The Complete Cups to Grams Conversion Guide
If you've ever tried to follow a recipe from a different country, you've probably run into the cups vs. grams problem. American recipes measure ingredients by volume (cups), while most of the world — and nearly all professional bakers — use weight in grams. The difference matters more than you'd think.
Why Cups Aren't Always Accurate
A cup of flour can weigh anywhere from 120g to 160g depending on how you scoop it. Pack it tightly and you'll use too much. Spoon it gently and you might use too little. Grams eliminate that variability completely — 120g of flour is always 120g, no matter who's measuring.
This is why professional bakers almost always weigh their ingredients. It's not just precision — it's consistency. Every loaf, every cake, every cookie comes out the same.
Cups to Grams: Full Reference Chart
| Ingredient | 1 Cup | ½ Cup | ¼ Cup |
|---|---|---|---|
| All-Purpose Flour | 120g | 60g | 30g |
| Bread Flour | 127g | 64g | 32g |
| Cake Flour | 100g | 50g | 25g |
| Whole Wheat Flour | 130g | 65g | 33g |
| Almond Flour | 96g | 48g | 24g |
| Granulated Sugar | 200g | 100g | 50g |
| Brown Sugar (packed) | 220g | 110g | 55g |
| Powdered Sugar | 120g | 60g | 30g |
| Butter | 227g | 114g | 57g |
| Honey | 340g | 170g | 85g |
| Cocoa Powder | 85g | 43g | 21g |
| Rolled Oats | 90g | 45g | 23g |
| Milk | 244g | 122g | 61g |
| Chocolate Chips | 168g | 84g | 42g |
| Rice (uncooked) | 185g | 93g | 46g |
| Cream Cheese | 225g | 113g | 56g |
How to Measure Flour Correctly in Cups
If you must use cups for flour, the correct method is the "spoon and level" technique: spoon the flour into the measuring cup, then level off the top with a straight edge. Never scoop directly from the bag — that compacts the flour and can add up to 30% more than the recipe intends.
For sugar, the same rule applies for powdered sugar. Granulated and brown sugar can be scooped directly — they don't compact in the same way. Brown sugar should be packed firmly into the cup so it holds its shape when turned out.
The Easiest Solution: Use a Kitchen Scale
A digital kitchen scale costs less than $15 and completely eliminates measurement guesswork. If you bake regularly, it's one of the best investments you can make. Most scales measure in both grams and ounces, and switching between them takes one button press.
The process is simple: put your bowl on the scale, press tare to zero it out, then add each ingredient directly into the bowl. Press tare after each addition. No measuring cups to wash, no residue stuck to spoons, no second-guessing.
Converting Fractional Cup Amounts
Most recipes don't use exactly one cup of everything.
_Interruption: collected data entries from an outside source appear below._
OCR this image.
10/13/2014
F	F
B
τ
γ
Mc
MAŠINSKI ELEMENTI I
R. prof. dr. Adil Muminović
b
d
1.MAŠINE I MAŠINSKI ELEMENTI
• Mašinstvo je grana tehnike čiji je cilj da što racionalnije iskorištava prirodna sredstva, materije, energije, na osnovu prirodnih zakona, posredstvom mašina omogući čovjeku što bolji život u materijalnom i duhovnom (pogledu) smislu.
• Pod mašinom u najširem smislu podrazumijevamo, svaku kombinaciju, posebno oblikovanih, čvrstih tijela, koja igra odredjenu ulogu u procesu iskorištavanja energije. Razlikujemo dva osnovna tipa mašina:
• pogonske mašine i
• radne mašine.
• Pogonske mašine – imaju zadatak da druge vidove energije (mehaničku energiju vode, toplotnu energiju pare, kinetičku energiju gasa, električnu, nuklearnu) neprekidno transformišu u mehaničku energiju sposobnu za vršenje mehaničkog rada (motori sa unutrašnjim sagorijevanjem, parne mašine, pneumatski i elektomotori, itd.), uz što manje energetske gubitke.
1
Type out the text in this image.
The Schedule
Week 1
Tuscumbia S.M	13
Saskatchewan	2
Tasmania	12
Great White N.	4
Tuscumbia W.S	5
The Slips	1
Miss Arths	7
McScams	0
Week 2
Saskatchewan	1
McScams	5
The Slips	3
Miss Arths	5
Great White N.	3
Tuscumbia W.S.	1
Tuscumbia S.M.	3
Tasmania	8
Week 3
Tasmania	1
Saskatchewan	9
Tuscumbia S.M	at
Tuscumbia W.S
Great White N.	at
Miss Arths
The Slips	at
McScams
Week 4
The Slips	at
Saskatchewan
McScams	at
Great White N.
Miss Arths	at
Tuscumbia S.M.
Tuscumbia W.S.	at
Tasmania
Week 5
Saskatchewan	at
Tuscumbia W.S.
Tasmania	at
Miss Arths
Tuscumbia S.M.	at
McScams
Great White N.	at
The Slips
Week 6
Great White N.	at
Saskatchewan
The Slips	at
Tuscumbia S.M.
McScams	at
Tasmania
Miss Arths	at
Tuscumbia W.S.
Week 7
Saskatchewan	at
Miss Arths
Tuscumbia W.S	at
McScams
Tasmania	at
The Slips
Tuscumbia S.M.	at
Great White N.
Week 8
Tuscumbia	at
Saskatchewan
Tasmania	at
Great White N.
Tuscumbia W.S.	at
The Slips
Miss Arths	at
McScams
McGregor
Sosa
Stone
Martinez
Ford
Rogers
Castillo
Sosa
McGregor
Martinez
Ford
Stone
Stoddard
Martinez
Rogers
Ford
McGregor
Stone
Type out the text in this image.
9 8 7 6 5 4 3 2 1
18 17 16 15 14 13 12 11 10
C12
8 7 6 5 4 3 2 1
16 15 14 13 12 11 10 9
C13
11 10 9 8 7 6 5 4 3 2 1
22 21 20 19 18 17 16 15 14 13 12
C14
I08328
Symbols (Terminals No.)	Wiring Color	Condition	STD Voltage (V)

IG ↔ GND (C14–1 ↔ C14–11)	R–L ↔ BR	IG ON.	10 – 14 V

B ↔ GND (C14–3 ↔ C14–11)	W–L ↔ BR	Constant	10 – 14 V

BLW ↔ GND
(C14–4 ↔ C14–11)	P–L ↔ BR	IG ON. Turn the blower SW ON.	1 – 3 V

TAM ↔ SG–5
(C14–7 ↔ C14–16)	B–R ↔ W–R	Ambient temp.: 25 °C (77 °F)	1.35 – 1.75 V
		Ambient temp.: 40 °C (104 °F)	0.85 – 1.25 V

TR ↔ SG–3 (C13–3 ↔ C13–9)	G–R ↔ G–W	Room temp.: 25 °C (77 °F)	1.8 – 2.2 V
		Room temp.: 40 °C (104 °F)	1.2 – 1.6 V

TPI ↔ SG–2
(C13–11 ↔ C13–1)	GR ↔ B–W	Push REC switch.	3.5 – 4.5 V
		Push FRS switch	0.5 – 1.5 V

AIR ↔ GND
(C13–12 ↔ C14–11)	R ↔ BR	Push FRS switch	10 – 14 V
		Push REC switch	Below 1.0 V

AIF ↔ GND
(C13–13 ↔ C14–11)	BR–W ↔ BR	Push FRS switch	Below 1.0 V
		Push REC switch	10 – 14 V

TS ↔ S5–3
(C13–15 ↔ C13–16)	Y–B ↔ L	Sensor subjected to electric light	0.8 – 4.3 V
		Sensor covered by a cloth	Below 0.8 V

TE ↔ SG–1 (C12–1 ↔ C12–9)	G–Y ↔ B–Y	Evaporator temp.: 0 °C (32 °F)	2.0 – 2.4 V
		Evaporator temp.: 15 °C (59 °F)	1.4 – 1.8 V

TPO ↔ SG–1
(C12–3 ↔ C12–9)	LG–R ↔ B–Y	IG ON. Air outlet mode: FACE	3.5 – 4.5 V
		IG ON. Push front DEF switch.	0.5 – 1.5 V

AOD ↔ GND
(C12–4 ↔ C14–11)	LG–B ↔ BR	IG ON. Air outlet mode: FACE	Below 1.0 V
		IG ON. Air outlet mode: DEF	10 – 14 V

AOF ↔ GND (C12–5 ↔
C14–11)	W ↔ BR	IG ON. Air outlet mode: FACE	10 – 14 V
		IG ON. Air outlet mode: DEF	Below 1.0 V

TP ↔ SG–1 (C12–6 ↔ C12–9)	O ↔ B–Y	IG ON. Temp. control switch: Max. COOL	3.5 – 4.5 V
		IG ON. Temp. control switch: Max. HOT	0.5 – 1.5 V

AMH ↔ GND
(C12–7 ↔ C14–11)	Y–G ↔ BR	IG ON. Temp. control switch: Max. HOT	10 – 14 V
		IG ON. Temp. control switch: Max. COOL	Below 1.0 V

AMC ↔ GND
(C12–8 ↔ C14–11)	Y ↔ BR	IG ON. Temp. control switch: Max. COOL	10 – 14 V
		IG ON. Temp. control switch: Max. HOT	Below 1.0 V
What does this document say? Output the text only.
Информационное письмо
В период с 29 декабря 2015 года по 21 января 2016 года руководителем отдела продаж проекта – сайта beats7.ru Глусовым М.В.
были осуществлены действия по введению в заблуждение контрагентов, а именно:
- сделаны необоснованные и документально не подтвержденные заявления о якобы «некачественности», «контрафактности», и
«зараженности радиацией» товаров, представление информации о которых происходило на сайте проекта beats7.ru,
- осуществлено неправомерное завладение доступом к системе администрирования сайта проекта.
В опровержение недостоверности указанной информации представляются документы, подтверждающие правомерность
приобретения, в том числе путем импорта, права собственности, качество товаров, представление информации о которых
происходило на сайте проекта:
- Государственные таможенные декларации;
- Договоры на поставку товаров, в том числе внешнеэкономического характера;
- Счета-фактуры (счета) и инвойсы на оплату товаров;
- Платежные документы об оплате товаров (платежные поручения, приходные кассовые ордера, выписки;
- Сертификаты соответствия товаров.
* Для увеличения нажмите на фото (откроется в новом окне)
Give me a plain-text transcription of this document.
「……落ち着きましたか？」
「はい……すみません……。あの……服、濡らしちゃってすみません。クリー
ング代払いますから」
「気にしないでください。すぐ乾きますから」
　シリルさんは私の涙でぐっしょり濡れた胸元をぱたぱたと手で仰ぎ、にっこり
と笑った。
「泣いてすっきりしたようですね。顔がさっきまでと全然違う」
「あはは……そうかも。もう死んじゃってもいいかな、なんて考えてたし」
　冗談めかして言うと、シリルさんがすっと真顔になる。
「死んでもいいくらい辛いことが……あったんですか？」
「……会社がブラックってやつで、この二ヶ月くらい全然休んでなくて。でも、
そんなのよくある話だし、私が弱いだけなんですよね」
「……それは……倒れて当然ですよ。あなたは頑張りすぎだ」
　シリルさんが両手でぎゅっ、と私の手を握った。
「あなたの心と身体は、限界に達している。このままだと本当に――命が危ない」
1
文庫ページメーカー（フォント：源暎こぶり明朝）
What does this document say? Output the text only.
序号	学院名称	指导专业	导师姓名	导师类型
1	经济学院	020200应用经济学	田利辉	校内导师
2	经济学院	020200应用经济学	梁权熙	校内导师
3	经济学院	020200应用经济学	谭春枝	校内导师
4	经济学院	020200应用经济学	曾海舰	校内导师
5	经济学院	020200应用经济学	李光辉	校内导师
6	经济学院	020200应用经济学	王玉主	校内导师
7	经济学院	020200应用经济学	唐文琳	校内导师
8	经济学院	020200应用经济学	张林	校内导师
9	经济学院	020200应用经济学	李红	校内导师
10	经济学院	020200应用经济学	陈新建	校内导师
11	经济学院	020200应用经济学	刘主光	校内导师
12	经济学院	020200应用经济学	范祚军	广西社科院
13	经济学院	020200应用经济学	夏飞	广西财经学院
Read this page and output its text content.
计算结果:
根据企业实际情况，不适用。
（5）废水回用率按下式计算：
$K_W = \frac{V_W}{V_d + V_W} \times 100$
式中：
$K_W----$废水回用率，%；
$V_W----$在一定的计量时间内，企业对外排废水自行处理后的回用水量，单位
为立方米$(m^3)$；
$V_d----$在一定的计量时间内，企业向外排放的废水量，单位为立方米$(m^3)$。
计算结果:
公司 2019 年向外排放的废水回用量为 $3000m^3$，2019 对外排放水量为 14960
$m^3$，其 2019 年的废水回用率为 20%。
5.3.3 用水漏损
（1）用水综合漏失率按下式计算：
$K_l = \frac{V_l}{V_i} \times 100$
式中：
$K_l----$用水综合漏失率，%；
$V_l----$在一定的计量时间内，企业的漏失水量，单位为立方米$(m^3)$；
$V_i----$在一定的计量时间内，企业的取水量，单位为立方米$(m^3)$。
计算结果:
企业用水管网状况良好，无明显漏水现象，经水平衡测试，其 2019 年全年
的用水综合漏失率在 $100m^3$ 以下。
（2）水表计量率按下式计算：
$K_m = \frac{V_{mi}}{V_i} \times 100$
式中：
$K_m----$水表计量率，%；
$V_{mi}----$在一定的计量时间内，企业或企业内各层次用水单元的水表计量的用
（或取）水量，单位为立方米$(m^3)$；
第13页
Here's how to work with fractions: divide the 1-cup gram weight by the fraction. For ⅓ cup of all-purpose flour: 120g ÷ 3 = 40g. For ¾ cup of granulated sugar: 200g × 0.75 = 150g. Or just use our calculator below — it does the math instantly.
Use Our Free Converter
Need a quick conversion? Our Cups to Grams Calculator covers 40+ ingredients and gives you instant results. No math needed.
Frequently Asked Questions
How many grams is 1 cup of flour?
1 cup of all-purpose flour is 120 grams using the spoon-and-level method. If you scoop directly from the bag, it can be 140–160g due to compaction. Bread flour is slightly heavier at 127g per cup; cake flour is lighter at 100g per cup.
How many grams is 1 cup of sugar?
1 cup of granulated white sugar is 200 grams. Brown sugar (packed) is 220g per cup. Powdered (confectioners') sugar is about 120g per cup because it's much lighter and finer.
Why do different sources show different gram weights for the same ingredient?
Because measuring by volume is inherently inconsistent. Different brands of flour have slightly different densities. How tightly or loosely the ingredient is packed also changes the weight significantly. Professional recipe developers specify grams precisely because of this variation.
Can I convert any ingredient from cups to grams?
Yes, but every ingredient has a different weight per cup — you can't use a single conversion factor. Water weighs 237g per cup; flour weighs 120g; honey weighs 340g. Always look up the specific ingredient, or use a calculator that accounts for ingredient density.